Wednesday, February 1, 2012

Slow walkers

Slow walkers are inherently creepy if they are young, puzzling if middle aged, sad if elderly. The most threatening slow walkers are those guys in the gym who move in deliberate short steps in between apparatus. You can smell them inching toward you, flexing, just begging for an excuse to flatten you. Their glare is not something you challenge. As they saunter past, you breath a sign of relief and return to bench pressing your 60 pounds.
The obvious offenders are tourists spreading across the sidewalk, texting or taking pictures. At least there is a rationale there. But perfectly healthy adults who simply are moving at an unacceptably, relaxed pace have no excuse. It's not like they're pushing a shopping cart or stroller. There they are, moseying along, head turning side to side, enjoying the scenery and weather. There should be a law limiting that sort of thing to between 6 and 7AM.
I love grandparents as a whole, but you simply cannot take them anywhere, especially if there's snow on the ground. It takes them so damn long to get in and out of the car. You go half a block and already they're far behind. And then you get that weak, whiny voice--wait for me! You have to double back and then the whole thing starts again.

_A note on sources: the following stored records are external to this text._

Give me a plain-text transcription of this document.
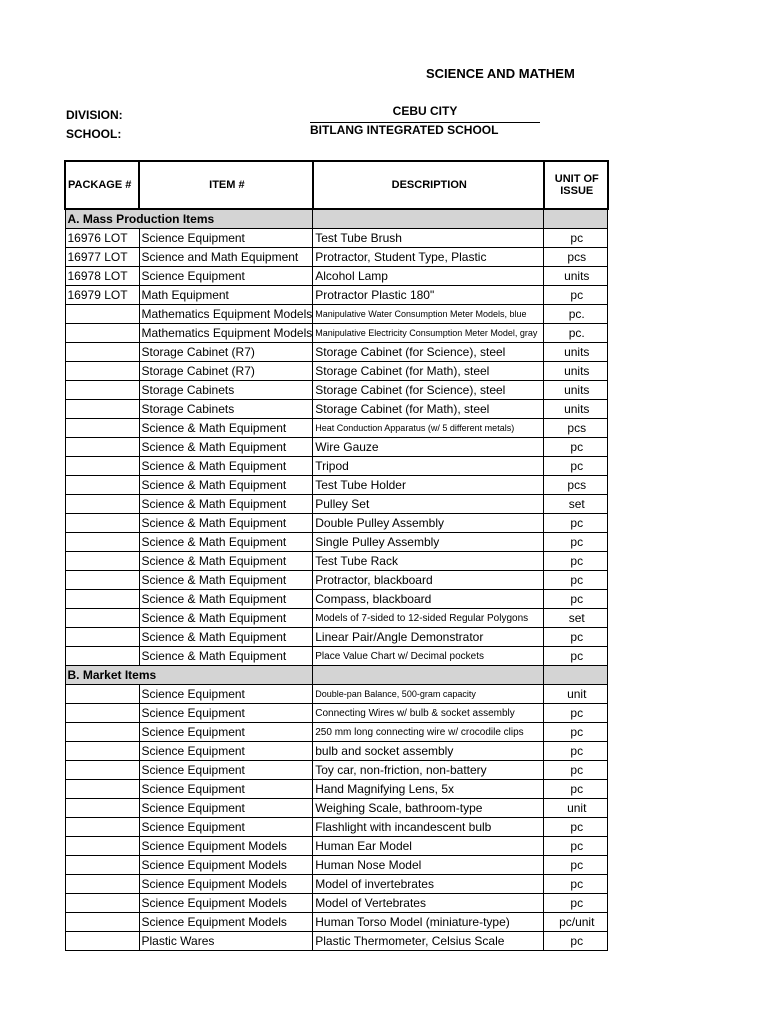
SCIENCE AND MATHEM
DIVISION:	CEBU CITY
SCHOOL:	BITLANG INTEGRATED SCHOOL
PACKAGE #	ITEM #	DESCRIPTION	UNIT OF ISSUE
A. Mass Production Items			
16976 LOT	Science Equipment	Test Tube Brush	pc
16977 LOT	Science and Math Equipment	Protractor, Student Type, Plastic	pcs
16978 LOT	Science Equipment	Alcohol Lamp	units
16979 LOT	Math Equipment	Protractor Plastic 180"	pc
	Mathematics Equipment Models	Manipulative Water Consumption Meter Models, blue	pc.
	Mathematics Equipment Models	Manipulative Electricity Consumption Meter Model, gray	pc.
	Storage Cabinet (R7)	Storage Cabinet (for Science), steel	units
	Storage Cabinet (R7)	Storage Cabinet (for Math), steel	units
	Storage Cabinets	Storage Cabinet (for Science), steel	units
	Storage Cabinets	Storage Cabinet (for Math), steel	units
	Science & Math Equipment	Heat Conduction Apparatus (w/ 5 different metals)	pcs
	Science & Math Equipment	Wire Gauze	pc
	Science & Math Equipment	Tripod	pc
	Science & Math Equipment	Test Tube Holder	pcs
	Science & Math Equipment	Pulley Set	set
	Science & Math Equipment	Double Pulley Assembly	pc
	Science & Math Equipment	Single Pulley Assembly	pc
	Science & Math Equipment	Test Tube Rack	pc
	Science & Math Equipment	Protractor, blackboard	pc
	Science & Math Equipment	Compass, blackboard	pc
	Science & Math Equipment	Models of 7-sided to 12-sided Regular Polygons	set
	Science & Math Equipment	Linear Pair/Angle Demonstrator	pc
	Science & Math Equipment	Place Value Chart w/ Decimal pockets	pc
B. Market Items			
	Science Equipment	Double-pan Balance, 500-gram capacity	unit
	Science Equipment	Connecting Wires w/ bulb & socket assembly	pc
	Science Equipment	250 mm long connecting wire w/ crocodile clips	pc
	Science Equipment	bulb and socket assembly	pc
	Science Equipment	Toy car, non-friction, non-battery	pc
	Science Equipment	Hand Magnifying Lens, 5x	pc
	Science Equipment	Weighing Scale, bathroom-type	unit
	Science Equipment	Flashlight with incandescent bulb	pc
	Science Equipment Models	Human Ear Model	pc
	Science Equipment Models	Human Nose Model	pc
	Science Equipment Models	Model of invertebrates	pc
	Science Equipment Models	Model of Vertebrates	pc
	Science Equipment Models	Human Torso Model (miniature-type)	pc/unit
	Plastic Wares	Plastic Thermometer, Celsius Scale	pc
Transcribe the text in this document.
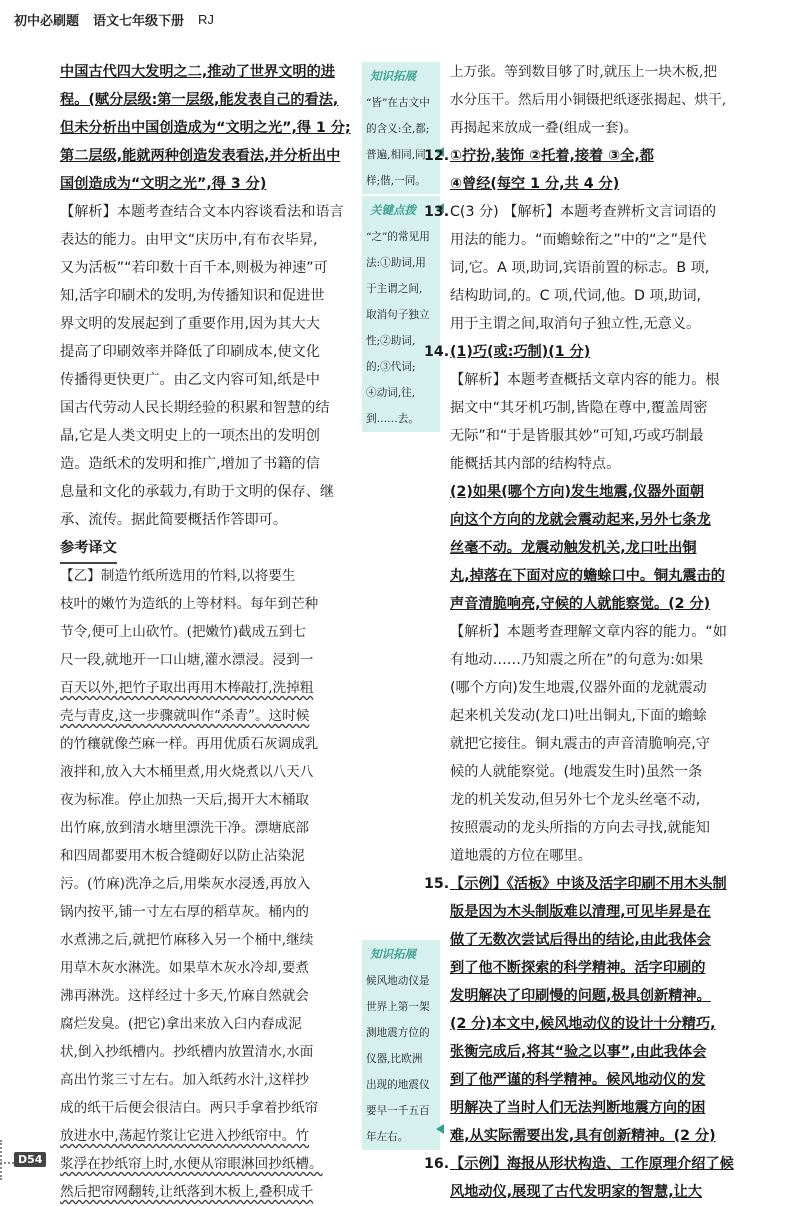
初中必刷题 语文七年级下册 RJ
中国古代四大发明之二,推动了世界文明的进
程。(赋分层级:第一层级,能发表自己的看法,
但未分析出中国创造成为“文明之光”,得 1 分;
第二层级,能就两种创造发表看法,并分析出中
国创造成为“文明之光”,得 3 分)
【解析】本题考查结合文本内容谈看法和语言
表达的能力。由甲文“庆历中,有布衣毕昇,
又为活板”“若印数十百千本,则极为神速”可
知,活字印刷术的发明,为传播知识和促进世
界文明的发展起到了重要作用,因为其大大
提高了印刷效率并降低了印刷成本,使文化
传播得更快更广。由乙文内容可知,纸是中
国古代劳动人民长期经验的积累和智慧的结
晶,它是人类文明史上的一项杰出的发明创
造。造纸术的发明和推广,增加了书籍的信
息量和文化的承载力,有助于文明的保存、继
承、流传。据此简要概括作答即可。
参考译文
【乙】制造竹纸所选用的竹料,以将要生
枝叶的嫩竹为造纸的上等材料。每年到芒种
节令,便可上山砍竹。(把嫩竹)截成五到七
尺一段,就地开一口山塘,灌水漂浸。浸到一
百天以外,把竹子取出再用木棒敲打,洗掉粗
壳与青皮,这一步骤就叫作“杀青”。这时候
的竹穰就像苎麻一样。再用优质石灰调成乳
液拌和,放入大木桶里煮,用火烧煮以八天八
夜为标准。停止加热一天后,揭开大木桶取
出竹麻,放到清水塘里漂洗干净。漂塘底部
和四周都要用木板合缝砌好以防止沾染泥
污。(竹麻)洗净之后,用柴灰水浸透,再放入
锅内按平,铺一寸左右厚的稻草灰。桶内的
水煮沸之后,就把竹麻移入另一个桶中,继续
用草木灰水淋洗。如果草木灰水冷却,要煮
沸再淋洗。这样经过十多天,竹麻自然就会
腐烂发臭。(把它)拿出来放入臼内舂成泥
状,倒入抄纸槽内。抄纸槽内放置清水,水面
高出竹浆三寸左右。加入纸药水汁,这样抄
成的纸干后便会很洁白。两只手拿着抄纸帘
放进水中,荡起竹浆让它进入抄纸帘中。竹
浆浮在抄纸帘上时,水便从帘眼淋回抄纸槽。
然后把帘网翻转,让纸落到木板上,叠积成千
知识拓展
“皆”在古文中
的含义:全,都;
普遍,相同,同
样;偕,一同。
关键点拨
“之”的常见用
法:①助词,用
于主谓之间,
取消句子独立
性;②助词,
的;③代词;
④动词,往,
到……去。
知识拓展
候风地动仪是
世界上第一架
测地震方位的
仪器,比欧洲
出现的地震仪
要早一千五百
年左右。
上万张。等到数目够了时,就压上一块木板,把
水分压干。然后用小铜镊把纸逐张揭起、烘干,
再揭起来放成一叠(组成一套)。
12.①拧扮,装饰 ②托着,接着 ③全,都
④曾经(每空 1 分,共 4 分)
13.C(3 分) 【解析】本题考查辨析文言词语的
用法的能力。“而蟾蜍衔之”中的“之”是代
词,它。A 项,助词,宾语前置的标志。B 项,
结构助词,的。C 项,代词,他。D 项,助词,
用于主谓之间,取消句子独立性,无意义。
14.(1)巧(或:巧制)(1 分)
【解析】本题考查概括文章内容的能力。根
据文中“其牙机巧制,皆隐在尊中,覆盖周密
无际”和“于是皆服其妙”可知,巧或巧制最
能概括其内部的结构特点。
(2)如果(哪个方向)发生地震,仪器外面朝
向这个方向的龙就会震动起来,另外七条龙
丝毫不动。龙震动触发机关,龙口吐出铜
丸,掉落在下面对应的蟾蜍口中。铜丸震击的
声音清脆响亮,守候的人就能察觉。(2 分)
【解析】本题考查理解文章内容的能力。“如
有地动……乃知震之所在”的句意为:如果
(哪个方向)发生地震,仪器外面的龙就震动
起来机关发动(龙口)吐出铜丸,下面的蟾蜍
就把它接住。铜丸震击的声音清脆响亮,守
候的人就能察觉。(地震发生时)虽然一条
龙的机关发动,但另外七个龙头丝毫不动,
按照震动的龙头所指的方向去寻找,就能知
道地震的方位在哪里。
15.【示例】《活板》中谈及活字印刷不用木头制
版是因为木头制版难以清理,可见毕昇是在
做了无数次尝试后得出的结论,由此我体会
到了他不断探索的科学精神。活字印刷的
发明解决了印刷慢的问题,极具创新精神。
(2 分)本文中,候风地动仪的设计十分精巧,
张衡完成后,将其“验之以事”,由此我体会
到了他严谨的科学精神。候风地动仪的发
明解决了当时人们无法判断地震方向的困
难,从实际需要出发,具有创新精神。(2 分)
16.【示例】海报从形状构造、工作原理介绍了候
风地动仪,展现了古代发明家的智慧,让大
D54
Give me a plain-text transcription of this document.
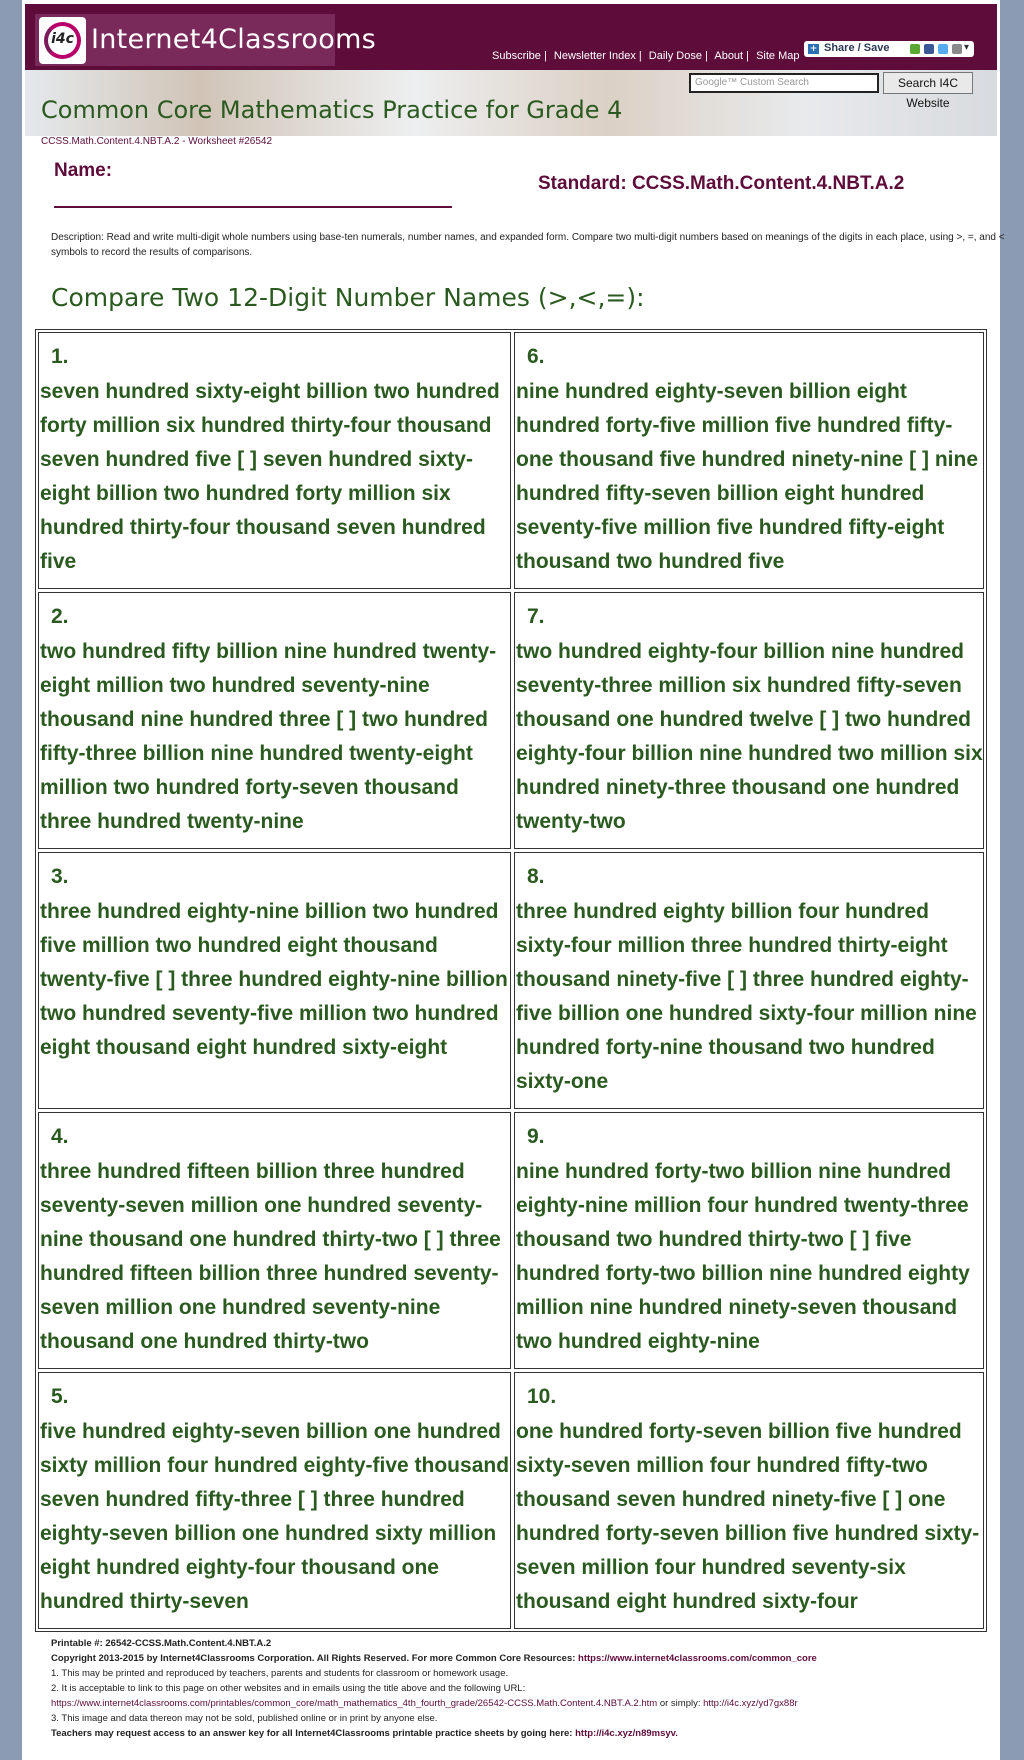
i4c Internet4Classrooms
Subscribe | Newsletter Index | Daily Dose | About | Site Map
+ Share / Save	▾
Google™ Custom Search	Search I4C Website
Common Core Mathematics Practice for Grade 4
CCSS.Math.Content.4.NBT.A.2 - Worksheet #26542
Name:
Standard: CCSS.Math.Content.4.NBT.A.2
Description: Read and write multi-digit whole numbers using base-ten numerals, number names, and expanded form. Compare two multi-digit numbers based on meanings of the digits in each place, using >, =, and < symbols to record the results of comparisons.
Compare Two 12-Digit Number Names (>,<,=):
1.
seven hundred sixty-eight billion two hundred forty million six hundred thirty-four thousand seven hundred five [ ] seven hundred sixty-eight billion two hundred forty million six hundred thirty-four thousand seven hundred five
6.
nine hundred eighty-seven billion eight hundred forty-five million five hundred fifty-one thousand five hundred ninety-nine [ ] nine hundred fifty-seven billion eight hundred seventy-five million five hundred fifty-eight thousand two hundred five
2.
two hundred fifty billion nine hundred twenty-eight million two hundred seventy-nine thousand nine hundred three [ ] two hundred fifty-three billion nine hundred twenty-eight million two hundred forty-seven thousand three hundred twenty-nine
7.
two hundred eighty-four billion nine hundred seventy-three million six hundred fifty-seven thousand one hundred twelve [ ] two hundred eighty-four billion nine hundred two million six hundred ninety-three thousand one hundred twenty-two
3.
three hundred eighty-nine billion two hundred five million two hundred eight thousand twenty-five [ ] three hundred eighty-nine billion two hundred seventy-five million two hundred eight thousand eight hundred sixty-eight
8.
three hundred eighty billion four hundred sixty-four million three hundred thirty-eight thousand ninety-five [ ] three hundred eighty-five billion one hundred sixty-four million nine hundred forty-nine thousand two hundred sixty-one
4.
three hundred fifteen billion three hundred seventy-seven million one hundred seventy-nine thousand one hundred thirty-two [ ] three hundred fifteen billion three hundred seventy-seven million one hundred seventy-nine thousand one hundred thirty-two
9.
nine hundred forty-two billion nine hundred eighty-nine million four hundred twenty-three thousand two hundred thirty-two [ ] five hundred forty-two billion nine hundred eighty million nine hundred ninety-seven thousand two hundred eighty-nine
5.
five hundred eighty-seven billion one hundred sixty million four hundred eighty-five thousand seven hundred fifty-three [ ] three hundred eighty-seven billion one hundred sixty million eight hundred eighty-four thousand one hundred thirty-seven
10.
one hundred forty-seven billion five hundred sixty-seven million four hundred fifty-two thousand seven hundred ninety-five [ ] one hundred forty-seven billion five hundred sixty-seven million four hundred seventy-six thousand eight hundred sixty-four
Printable #: 26542-CCSS.Math.Content.4.NBT.A.2
Copyright 2013-2015 by Internet4Classrooms Corporation. All Rights Reserved. For more Common Core Resources: https://www.internet4classrooms.com/common_core
1. This may be printed and reproduced by teachers, parents and students for classroom or homework usage.
2. It is acceptable to link to this page on other websites and in emails using the title above and the following URL:
https://www.internet4classrooms.com/printables/common_core/math_mathematics_4th_fourth_grade/26542-CCSS.Math.Content.4.NBT.A.2.htm or simply: http://i4c.xyz/yd7gx88r
3. This image and data thereon may not be sold, published online or in print by anyone else.
Teachers may request access to an answer key for all Internet4Classrooms printable practice sheets by going here: http://i4c.xyz/n89msyv.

I know children will walk faster as they mature, but do they have to stop and examine every little thing? Know what I've noticed? Priests walk faster than rabbis. Bellboys are faster than gas pumpers. Aunts are slower than cousins. Letterman is faster than Leno. No body's as slow as Abe Vigoda. Not even Betty White, who takes eons to reach the stage for her latest award. Can we declare a moratorium on Betty White awards?